Ridiculously Detailed Apollo 15 Simulator Could Help Us Return To The Moon

Ridiculously Detailed Apollo 15 Simulator Could Help Us Return To The Moon

Scientists at the European Space Agency are using a powerful new simulator to relive the Apollo 15 mission in excruciating detail. By revisiting this and other missions, the researchers are seeing old data with new eyes, and the exercise will also help in the planning of future missions.

Developed by NASA’s Jet Propulsion Laboratory, the system is called SPICE, and it’s allowing researchers with the European Space Agency to recreate historic missions in high-definition, 360-degree virtual reality, according to an ESA press release.

This is an amazing and informative exercise in its own right, but SPICE is also offering new ways of demonstrating and validating archival scientific data. At the same time, it’s providing a new platform for testing systems that are expected to be used during upcoming lunar missions.

The SPICE platform being used by the ESA is stationed at its ESAC astronomy centre in Spain. This software can interpret and process data collected from previous missions, such as the 1971 Apollo 15 mission to the Moon, which was well-equipped with scientific instrumentation. This old data finding new life.

This has allowed the team, for example, to simulate the view of the lunar surface as seen from the Apollo 15 Command Service Module (CSM) as it orbited the Moon.

“By combining positioning data with a highly detailed digital elevation model of the lunar surface, we can know exactly what the instruments were pointing at as they [recorded] their results,” explained ESA project scientist Erik Kuulkers in the press release.
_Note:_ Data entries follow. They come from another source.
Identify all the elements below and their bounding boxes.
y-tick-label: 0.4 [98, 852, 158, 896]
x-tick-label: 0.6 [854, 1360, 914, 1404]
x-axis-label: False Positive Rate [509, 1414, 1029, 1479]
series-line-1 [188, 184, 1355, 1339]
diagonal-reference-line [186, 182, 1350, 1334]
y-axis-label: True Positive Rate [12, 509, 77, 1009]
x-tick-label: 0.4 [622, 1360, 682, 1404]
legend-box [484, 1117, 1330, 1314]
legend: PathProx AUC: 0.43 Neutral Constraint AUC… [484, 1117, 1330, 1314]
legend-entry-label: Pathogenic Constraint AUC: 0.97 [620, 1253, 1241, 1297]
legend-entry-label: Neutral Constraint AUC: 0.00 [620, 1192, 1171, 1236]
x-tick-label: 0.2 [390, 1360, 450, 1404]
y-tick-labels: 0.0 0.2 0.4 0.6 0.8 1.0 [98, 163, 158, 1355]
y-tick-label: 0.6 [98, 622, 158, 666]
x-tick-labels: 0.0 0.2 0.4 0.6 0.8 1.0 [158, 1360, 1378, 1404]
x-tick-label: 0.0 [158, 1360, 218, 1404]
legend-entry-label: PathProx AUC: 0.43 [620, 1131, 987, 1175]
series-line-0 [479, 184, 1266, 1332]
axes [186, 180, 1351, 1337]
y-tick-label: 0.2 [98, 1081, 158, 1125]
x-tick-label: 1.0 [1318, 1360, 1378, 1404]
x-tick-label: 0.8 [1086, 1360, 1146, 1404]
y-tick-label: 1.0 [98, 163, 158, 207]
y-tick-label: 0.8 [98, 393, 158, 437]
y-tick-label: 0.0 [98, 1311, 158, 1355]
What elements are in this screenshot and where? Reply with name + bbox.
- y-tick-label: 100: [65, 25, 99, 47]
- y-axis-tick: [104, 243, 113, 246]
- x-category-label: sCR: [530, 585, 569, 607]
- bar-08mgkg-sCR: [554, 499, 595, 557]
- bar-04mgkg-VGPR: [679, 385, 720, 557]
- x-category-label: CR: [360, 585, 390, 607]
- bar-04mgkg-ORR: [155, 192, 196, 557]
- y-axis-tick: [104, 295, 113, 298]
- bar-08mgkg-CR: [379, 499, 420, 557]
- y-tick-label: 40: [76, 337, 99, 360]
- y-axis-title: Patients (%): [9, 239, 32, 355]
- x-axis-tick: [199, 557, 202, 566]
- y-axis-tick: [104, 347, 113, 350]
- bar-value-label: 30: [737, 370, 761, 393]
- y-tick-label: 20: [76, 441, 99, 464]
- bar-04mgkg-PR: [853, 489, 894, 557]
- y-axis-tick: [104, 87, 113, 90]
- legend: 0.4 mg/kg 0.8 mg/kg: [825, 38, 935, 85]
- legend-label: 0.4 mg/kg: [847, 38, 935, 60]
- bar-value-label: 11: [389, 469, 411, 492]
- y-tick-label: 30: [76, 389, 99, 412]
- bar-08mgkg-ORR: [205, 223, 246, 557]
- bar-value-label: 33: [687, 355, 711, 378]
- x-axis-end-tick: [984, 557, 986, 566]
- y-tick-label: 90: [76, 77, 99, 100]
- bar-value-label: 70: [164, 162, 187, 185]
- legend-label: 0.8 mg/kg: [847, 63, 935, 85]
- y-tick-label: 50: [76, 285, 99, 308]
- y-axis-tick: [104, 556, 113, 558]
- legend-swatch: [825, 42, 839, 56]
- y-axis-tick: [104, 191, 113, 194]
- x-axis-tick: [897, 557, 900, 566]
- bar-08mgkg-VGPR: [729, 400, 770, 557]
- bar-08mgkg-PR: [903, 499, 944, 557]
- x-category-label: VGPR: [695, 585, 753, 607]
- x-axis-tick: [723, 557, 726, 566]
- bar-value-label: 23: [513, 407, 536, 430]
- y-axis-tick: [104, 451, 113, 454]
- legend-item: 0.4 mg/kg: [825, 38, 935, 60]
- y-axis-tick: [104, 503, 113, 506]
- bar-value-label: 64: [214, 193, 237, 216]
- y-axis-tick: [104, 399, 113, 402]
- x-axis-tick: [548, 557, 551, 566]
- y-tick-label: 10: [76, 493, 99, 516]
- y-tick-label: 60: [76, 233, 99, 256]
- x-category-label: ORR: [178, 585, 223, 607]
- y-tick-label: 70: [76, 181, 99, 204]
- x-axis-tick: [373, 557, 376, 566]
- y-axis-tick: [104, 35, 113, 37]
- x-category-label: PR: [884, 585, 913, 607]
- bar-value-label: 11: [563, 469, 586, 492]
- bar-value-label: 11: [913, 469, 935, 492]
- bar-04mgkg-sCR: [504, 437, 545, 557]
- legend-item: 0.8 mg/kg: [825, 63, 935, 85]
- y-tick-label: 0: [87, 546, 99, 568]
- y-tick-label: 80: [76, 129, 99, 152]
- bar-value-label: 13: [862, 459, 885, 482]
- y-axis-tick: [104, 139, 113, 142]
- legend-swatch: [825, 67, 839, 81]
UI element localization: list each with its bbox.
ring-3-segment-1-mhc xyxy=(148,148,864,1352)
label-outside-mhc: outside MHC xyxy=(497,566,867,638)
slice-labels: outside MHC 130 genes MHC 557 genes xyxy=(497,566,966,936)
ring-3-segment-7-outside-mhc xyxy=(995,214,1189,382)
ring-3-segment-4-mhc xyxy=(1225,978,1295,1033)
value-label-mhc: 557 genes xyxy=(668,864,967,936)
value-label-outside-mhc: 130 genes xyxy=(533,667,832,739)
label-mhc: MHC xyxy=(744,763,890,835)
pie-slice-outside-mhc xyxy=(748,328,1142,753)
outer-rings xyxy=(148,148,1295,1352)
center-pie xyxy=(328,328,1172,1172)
To collect information like the orbiter’s altitude, orientation, and velocity, the researchers pulled information from the CMS’s Gamma Ray Spectrometer and X-Ray Fluorescence Spectrometer. Data collected by these tools wasn’t meant for this (they were being used to measure the composition of the Moon’s surface, among other things), but this data is now being leveraged in a very cool way.

“These two instruments were mounted together in the Scientific Instrument Module (SIM) of CSM,” said ESA SPICE Service engineer Alfredo Escalante López. “To check the accuracy of our recreation we went on to compare images gathered by the visible-light Mapping Camera, also in the SIM with our artificially generated views.”

Using topographical data collected by modern instruments, such as the laser altimeter on NASA’s Lunar Reconnaissance Orbiter, the scientists were able to achieve resolutions of 5 metres per pixel.

In addition to the overhead lunar flyby, the researchers have simulated and subsequently studied the landing of the Apollo 15 Lunar Module and a drive around the landing site aboard the Lunar Rover. The scientists have also simulated the ESA’s 2003 SMART-1 mission, which tested solar electric propulsion and made observations of the lunar surface.

Future applications of SPICE will allow various ESA teams to prepare for future missions, such as Mars Express, Venus Express, Rosetta, the ExoMars Trace Gas Orbiter, BepiColombo (Mercury), and Russia’s Luna-27, which is scheduled to explore the lunar surface looking for water ice and other minerals as early as 2025. By simulating future missions to the Moon, the researchers can develop and test systems capable of avoiding perilous terrain, among other tricky mission requirements.

Another cool aspect about SPICE is that the ESA is making all of this data available to the public. So if you’ve got virtual reality headset, buckle up and relive some of the most iconic moments in space history.